Futures in Kuala Lumpur entered a bull market this month and are heading for their first annual gain in three years on speculation that production in top producers Indonesia and Malaysia is trailing analysts’ estimates. Output of the oil, used in everything from candy to cosmetics, is typically highest from July to October. Stockpiles in Indonesia may drop through the fourth quarter on lower-than-expected production, according to Wilmar International Ltd. (WIL), the world’s top palm oil trader.
“Refineries are scrambling for palm oil,” said Sahat Sinaga, executive director at the Indonesian Vegetable Oil Industry Association. “Inventories may drop further in November to about 1.8 million tons and that may boost prices.”
The Indonesian Palm Oil Association, or Gapki, which doesn’t publish inventory and production data, may release October export figures next week. The forecast for changes in output and reserves were derived from earlier survey findings.
The stockpile prediction by Sinaga would be the lowest compared with the medians in the surveys that started in May 2012, and would be 49 percent less than a record 3.5 million tons in January.
Futures advanced 6.6 percent this year to 2,600 ringgit ($809) a ton on the Bursa Malaysia Derivatives today. Prices reached 2,628 ringgit on Nov. 1, the highest close since September 2012 and 21 percent more than the 2,167 settlement on July 29, meeting the common definition of a bull market.
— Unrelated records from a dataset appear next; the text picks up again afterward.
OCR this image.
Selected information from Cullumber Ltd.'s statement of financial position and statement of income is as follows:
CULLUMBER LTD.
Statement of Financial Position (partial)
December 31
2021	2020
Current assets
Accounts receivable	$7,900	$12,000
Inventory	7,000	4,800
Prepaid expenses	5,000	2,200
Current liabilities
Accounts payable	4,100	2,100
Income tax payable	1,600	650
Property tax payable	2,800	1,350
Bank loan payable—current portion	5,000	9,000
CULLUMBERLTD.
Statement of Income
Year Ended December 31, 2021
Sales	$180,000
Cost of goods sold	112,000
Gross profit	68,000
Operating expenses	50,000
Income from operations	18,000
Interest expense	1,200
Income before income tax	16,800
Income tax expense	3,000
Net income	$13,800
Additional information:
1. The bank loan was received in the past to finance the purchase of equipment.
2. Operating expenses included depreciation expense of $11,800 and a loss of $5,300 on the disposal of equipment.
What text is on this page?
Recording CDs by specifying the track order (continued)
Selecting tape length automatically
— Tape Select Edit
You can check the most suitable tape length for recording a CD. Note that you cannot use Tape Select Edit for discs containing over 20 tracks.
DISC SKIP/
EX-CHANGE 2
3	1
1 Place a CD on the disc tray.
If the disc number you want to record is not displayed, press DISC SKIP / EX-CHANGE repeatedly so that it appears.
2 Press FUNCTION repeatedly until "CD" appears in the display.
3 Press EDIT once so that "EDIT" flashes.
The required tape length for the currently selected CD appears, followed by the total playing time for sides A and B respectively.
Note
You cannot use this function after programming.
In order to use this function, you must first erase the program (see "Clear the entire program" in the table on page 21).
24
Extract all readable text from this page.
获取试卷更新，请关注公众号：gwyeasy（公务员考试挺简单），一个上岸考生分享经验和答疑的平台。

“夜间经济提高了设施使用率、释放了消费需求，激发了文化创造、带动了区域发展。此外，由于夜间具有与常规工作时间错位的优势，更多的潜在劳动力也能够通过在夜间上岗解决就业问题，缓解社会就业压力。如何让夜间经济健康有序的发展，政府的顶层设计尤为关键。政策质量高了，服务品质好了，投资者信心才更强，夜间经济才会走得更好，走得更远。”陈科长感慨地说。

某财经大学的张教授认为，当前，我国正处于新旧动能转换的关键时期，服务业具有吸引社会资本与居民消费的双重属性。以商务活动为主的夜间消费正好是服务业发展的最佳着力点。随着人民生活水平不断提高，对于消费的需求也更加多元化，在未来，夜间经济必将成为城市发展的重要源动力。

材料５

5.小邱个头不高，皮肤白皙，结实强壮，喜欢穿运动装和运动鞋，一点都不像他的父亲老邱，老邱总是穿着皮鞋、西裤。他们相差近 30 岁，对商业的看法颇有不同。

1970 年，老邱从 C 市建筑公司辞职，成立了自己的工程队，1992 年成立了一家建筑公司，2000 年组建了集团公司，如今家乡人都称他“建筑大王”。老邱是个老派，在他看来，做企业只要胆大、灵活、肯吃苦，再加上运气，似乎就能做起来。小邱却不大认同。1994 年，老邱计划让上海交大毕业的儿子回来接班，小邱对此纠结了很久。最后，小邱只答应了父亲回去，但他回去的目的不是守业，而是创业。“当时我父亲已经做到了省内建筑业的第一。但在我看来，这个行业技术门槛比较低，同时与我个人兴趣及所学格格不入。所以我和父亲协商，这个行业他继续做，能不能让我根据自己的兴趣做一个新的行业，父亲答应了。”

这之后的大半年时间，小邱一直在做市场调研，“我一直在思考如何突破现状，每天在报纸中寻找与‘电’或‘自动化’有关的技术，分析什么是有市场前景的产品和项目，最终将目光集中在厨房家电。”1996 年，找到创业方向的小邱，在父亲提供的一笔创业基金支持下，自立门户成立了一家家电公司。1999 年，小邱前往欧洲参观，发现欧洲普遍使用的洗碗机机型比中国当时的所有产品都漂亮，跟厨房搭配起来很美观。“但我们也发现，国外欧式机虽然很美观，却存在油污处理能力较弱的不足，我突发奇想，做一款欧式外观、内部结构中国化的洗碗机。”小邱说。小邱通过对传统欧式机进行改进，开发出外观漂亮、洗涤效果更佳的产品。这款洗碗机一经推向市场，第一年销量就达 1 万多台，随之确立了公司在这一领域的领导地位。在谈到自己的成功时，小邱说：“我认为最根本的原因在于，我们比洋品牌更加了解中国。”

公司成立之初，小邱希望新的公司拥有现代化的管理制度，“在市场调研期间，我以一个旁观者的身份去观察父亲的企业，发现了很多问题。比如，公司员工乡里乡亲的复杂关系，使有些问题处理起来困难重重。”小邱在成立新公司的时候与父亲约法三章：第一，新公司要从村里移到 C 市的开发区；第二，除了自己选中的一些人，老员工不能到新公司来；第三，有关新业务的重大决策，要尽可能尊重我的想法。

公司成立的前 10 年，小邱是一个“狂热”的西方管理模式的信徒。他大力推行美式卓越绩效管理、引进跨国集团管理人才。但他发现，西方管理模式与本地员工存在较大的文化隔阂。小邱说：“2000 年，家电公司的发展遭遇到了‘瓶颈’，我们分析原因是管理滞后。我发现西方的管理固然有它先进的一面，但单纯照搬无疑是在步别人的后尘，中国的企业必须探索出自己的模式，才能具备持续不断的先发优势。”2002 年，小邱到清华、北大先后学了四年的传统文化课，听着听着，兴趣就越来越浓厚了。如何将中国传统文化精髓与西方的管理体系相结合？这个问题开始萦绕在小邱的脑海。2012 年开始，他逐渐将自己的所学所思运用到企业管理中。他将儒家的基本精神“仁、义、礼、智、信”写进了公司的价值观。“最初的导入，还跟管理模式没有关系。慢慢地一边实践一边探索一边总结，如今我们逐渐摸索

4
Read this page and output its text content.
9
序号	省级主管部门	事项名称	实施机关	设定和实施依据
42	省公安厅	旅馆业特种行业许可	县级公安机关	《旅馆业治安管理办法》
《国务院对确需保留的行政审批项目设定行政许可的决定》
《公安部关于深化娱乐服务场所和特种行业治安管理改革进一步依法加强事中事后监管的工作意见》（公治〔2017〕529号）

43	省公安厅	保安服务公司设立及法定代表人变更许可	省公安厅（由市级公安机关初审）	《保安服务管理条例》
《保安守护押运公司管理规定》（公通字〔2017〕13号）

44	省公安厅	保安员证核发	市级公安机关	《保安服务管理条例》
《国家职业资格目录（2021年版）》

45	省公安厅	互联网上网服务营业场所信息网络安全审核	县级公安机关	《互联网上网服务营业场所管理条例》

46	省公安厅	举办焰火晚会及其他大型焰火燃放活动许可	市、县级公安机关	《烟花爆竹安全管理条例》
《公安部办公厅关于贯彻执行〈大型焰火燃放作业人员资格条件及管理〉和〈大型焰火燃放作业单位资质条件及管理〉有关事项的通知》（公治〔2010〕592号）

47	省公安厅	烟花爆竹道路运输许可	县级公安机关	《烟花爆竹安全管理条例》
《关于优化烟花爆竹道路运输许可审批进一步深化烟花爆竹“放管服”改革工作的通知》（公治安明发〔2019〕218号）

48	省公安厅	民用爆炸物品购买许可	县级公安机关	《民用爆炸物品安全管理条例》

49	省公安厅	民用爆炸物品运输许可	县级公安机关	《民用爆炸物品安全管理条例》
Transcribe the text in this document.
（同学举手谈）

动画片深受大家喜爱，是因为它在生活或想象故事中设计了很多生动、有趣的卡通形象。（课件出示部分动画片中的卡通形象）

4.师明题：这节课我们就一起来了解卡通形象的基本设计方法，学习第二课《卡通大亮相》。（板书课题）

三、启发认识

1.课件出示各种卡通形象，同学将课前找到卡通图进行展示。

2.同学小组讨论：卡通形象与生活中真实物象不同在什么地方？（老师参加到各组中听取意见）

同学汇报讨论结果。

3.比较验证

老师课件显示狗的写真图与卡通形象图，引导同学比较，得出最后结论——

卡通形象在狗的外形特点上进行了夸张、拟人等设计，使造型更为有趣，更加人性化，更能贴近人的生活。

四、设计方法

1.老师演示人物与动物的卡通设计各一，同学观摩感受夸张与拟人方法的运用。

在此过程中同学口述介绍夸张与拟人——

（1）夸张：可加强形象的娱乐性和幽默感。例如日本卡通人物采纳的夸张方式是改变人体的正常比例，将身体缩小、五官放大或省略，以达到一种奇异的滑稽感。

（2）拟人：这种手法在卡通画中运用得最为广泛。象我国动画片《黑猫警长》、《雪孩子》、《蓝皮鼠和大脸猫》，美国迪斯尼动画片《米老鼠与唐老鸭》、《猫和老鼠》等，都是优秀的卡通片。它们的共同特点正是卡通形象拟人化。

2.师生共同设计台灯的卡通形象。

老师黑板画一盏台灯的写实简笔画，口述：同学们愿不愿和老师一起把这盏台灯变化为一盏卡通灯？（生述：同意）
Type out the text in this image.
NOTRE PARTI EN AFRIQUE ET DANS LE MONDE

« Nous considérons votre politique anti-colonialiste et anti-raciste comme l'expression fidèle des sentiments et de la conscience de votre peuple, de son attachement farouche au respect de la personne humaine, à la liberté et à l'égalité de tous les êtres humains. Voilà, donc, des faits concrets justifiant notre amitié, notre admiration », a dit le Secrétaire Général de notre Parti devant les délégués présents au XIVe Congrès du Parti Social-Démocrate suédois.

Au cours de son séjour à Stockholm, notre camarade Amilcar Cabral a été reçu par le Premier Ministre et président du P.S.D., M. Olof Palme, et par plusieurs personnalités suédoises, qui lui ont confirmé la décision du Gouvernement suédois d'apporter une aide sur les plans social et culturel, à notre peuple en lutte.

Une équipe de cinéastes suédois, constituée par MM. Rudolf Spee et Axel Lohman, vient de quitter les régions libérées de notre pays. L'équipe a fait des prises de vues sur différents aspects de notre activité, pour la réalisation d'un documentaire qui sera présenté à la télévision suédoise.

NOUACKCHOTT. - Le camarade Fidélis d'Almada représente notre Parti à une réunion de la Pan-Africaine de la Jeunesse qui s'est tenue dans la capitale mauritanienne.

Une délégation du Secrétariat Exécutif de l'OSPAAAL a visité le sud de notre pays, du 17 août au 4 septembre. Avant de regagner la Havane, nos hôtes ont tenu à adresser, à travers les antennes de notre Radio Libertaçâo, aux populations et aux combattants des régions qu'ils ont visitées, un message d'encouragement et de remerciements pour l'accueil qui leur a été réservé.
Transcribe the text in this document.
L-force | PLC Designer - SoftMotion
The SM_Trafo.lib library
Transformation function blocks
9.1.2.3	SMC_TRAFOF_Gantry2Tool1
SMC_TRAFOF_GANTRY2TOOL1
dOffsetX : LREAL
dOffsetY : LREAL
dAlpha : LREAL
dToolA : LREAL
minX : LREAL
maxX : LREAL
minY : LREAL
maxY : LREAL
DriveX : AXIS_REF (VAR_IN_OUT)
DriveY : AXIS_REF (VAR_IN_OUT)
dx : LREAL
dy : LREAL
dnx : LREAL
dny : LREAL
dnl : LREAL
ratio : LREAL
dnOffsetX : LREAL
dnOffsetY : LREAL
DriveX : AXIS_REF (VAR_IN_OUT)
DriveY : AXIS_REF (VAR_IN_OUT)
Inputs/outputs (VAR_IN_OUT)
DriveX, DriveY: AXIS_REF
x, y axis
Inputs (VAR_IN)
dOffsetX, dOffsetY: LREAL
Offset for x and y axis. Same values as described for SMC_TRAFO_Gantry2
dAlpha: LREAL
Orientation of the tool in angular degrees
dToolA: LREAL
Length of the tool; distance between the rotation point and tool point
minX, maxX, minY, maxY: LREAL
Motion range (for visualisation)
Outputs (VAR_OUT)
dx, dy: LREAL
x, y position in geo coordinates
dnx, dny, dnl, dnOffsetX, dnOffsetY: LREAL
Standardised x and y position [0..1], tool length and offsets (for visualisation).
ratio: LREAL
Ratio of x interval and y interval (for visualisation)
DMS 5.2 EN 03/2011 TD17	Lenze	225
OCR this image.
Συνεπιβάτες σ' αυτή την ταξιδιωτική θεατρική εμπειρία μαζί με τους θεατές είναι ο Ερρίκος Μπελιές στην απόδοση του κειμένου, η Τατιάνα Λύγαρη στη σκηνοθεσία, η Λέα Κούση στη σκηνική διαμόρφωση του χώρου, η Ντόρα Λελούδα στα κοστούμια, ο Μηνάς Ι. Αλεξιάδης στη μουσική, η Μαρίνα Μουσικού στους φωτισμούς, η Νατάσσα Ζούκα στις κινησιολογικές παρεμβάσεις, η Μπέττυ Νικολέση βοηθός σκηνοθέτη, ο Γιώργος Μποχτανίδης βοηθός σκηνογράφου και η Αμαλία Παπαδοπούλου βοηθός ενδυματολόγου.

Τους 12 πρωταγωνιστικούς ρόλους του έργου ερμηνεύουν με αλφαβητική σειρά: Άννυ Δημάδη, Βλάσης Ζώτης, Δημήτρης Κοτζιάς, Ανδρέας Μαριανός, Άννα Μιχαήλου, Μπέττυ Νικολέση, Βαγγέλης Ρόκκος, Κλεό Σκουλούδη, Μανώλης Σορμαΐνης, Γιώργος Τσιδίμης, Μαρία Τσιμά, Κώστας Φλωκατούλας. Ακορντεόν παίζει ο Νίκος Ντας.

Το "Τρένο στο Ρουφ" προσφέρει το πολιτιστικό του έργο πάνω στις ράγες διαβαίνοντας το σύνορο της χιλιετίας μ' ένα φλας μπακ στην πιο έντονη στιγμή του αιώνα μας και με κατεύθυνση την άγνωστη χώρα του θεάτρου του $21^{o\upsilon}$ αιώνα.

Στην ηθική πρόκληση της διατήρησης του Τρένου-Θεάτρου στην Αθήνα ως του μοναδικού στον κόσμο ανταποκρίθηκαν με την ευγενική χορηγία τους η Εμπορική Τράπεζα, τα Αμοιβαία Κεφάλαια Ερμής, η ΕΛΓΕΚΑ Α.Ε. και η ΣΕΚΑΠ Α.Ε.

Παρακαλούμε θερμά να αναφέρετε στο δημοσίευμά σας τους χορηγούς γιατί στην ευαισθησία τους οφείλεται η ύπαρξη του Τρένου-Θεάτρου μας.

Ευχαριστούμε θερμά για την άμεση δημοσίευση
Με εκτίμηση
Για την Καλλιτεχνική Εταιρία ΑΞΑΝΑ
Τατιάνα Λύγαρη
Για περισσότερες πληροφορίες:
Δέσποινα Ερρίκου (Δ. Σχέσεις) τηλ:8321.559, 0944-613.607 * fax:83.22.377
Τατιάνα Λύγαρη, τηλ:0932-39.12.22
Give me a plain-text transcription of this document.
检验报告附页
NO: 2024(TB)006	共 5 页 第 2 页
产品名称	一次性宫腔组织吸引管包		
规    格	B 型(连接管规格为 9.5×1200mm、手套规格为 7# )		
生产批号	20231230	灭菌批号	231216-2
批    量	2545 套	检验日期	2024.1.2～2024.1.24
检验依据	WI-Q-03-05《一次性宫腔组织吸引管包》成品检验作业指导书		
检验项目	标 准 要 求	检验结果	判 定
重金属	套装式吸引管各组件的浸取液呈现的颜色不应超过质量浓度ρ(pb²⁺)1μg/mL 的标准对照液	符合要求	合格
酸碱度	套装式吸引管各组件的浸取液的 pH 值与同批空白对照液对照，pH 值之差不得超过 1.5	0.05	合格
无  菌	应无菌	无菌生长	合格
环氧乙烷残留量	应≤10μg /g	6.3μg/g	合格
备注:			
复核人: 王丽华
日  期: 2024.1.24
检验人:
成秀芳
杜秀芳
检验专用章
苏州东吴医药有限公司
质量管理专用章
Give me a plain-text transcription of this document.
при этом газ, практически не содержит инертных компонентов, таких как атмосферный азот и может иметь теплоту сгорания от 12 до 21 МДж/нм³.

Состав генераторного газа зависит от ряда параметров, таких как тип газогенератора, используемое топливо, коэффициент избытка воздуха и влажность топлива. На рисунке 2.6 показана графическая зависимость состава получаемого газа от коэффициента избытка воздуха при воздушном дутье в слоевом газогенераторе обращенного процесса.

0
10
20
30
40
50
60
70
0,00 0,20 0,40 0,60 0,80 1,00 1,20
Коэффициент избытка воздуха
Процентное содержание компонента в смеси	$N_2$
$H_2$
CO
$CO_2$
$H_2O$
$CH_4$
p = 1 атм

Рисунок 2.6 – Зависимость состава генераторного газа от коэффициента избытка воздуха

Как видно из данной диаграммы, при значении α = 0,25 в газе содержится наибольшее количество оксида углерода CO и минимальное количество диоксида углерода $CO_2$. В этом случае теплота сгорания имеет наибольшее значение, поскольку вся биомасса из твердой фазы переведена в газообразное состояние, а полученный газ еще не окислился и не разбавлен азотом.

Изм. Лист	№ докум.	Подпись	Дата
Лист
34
“The uptrend in prices has just started” and will last at least through January, said Hariyanto Wijaya, an analyst at PT Mandiri Sekuritas, a unit of PT Bank Mandiri, Indonesia’s biggest lender by assets. Prices usually reach their lowest in October when production peaks and then start to climb as supplies drop, he said in a report dated yesterday.
Several major plantations in Indonesia said that output unexpectedly fell 7 percent to 10 percent in the first 10 months because of excessive rain and the growing cycle, according to Derom Bangun, chairman of the palm oil board, on Oct. 30. The board may cut its production estimate when it gets November data, he said. The group lowered its forecast to 26.7 million tons to 27 million tons on Sept. 30 from 28 million tons. Output was 25.7 million tons in 2012.
A decline in production would contrast with the U.S. Department of Agriculture’s prediction for a record 31 million tons in 2013-2014. Output may exceed 25 million tons this year, Agriculture Minister Suswono said Nov. 8.
Wilmar’s production of crude palm oil dropped 8 percent to 473,833 tons in the third quarter as output of fresh fruit bunches fell 10 percent, the Singapore-based company said last week. About 75 percent of its supplies come from Indonesia.
PT Astra Agro Lestari (AALI), the country’s largest listed plantation company by market value, had a 7.1 percent decline in production of fresh fruit bunches in the first nine months, it said Oct. 28. PT Perusahaan Perkebunan London Sumatra Indonesia (LSIP) reported a 17 percent drop and PT Sampoerna Agro had a 29 percent decrease.